Baca juga: Rektor UIN Saizu Jajaki Kerjasama Internasional Bersama Dubes Palestina, Bidik Mahasiswa Asing
Baca juga: Sedekah Selawe Ewu di Pemalang, Dari Desa Kramat Menyebar Manfaat hingga Palestina
Salah satu faktor yang membuat Inggris mempertimbangkan untuk mengakui Palestina adalah rasa kemarahan publik atas situasi kelaparan parah di Gaza akibat ulah Israel.
Selain itu, ada tekanan yang kuat terhadap Perdana Menteri Inggris Keir Starmer dari anggota parlemen di Partai Buruh yang dia pimpin.
Presiden Amerika Serikat (AS) Donald Trump tidak mencoba mencegah Starmer mengakui Palestina.
"Saya tidak akan mengambil posisi. Saya tidak keberatan dia mengambil posisi," kata Trump tentang Starmer pada Senin (28/7/2025).
Trump menambahkan, prioritas utamanya saat ini adalah menyalurkan bantuan ke Gaza.
"Saya ingin memberi orang makan sekarang. Itu posisi nomor satu karena ada banyak orang yang kelaparan," papar Trump.
Trump mengatakan AS akan bekerja dengan Inggris dan negara -negara Eropa lainnya untuk mendirikan pusat makanan di mana orang dapat masuk dan tidak ada batasan.

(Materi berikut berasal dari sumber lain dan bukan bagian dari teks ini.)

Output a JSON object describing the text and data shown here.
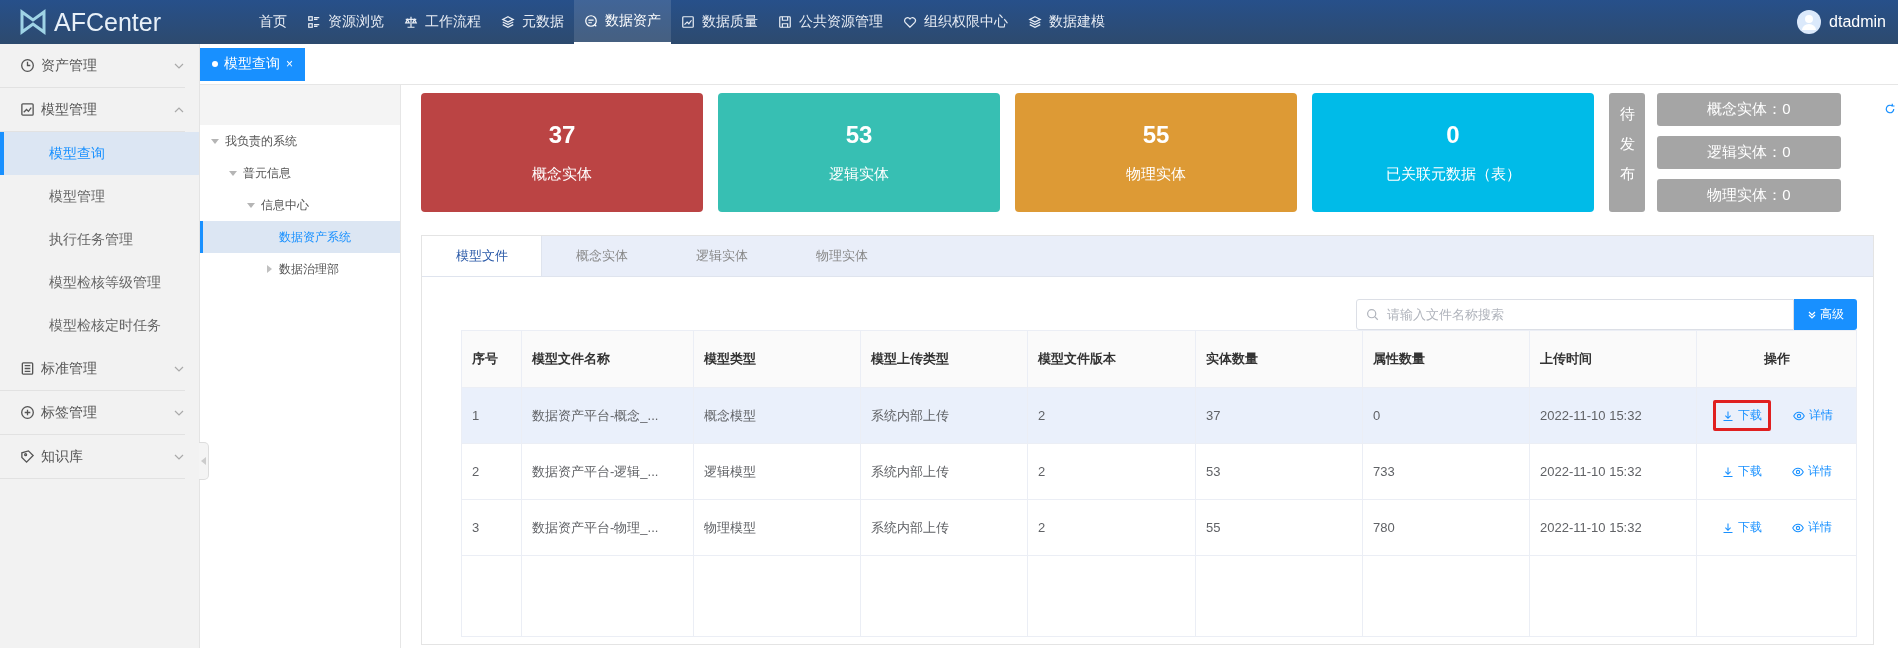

Di satu sisi, Starmer menekan Trump untuk menggunakan pengaruhnya terhadap Israel untuk menyalurkan lebih banyak makanan ke Gaza, dan tampaknya ada kemajuan.
Informasi Inggris akan mengakui Palestina dibocorkan oleh dua pejabat senior pemerintahan Inggris sebagaimana dilansir The New York Times, Selasa (29/7/2025).
Kala itu, Starmer menyampaikan bahwa pengakuan harus menjadi bagian dari rencana yang lebih luas yang akhirnya menghasilkan solusi dua negara.
Perancis sendiri adalah anggota pertama dari G7 yang mengumumkan akan mengakui negara Palestina.
Macron menyebutkan, rencananya tersebut merupakan bagian dari komitmen historis Perancis terhadap perdamaian yang adil dan permanen di Timur Tengah.
:quality(30):format(webp):focal(0.5x0.5:0.5x0.5)/jateng/foto/bank/originals/Sebuah-rumah-dibakar-oleh-pemukim-Israel.jpg)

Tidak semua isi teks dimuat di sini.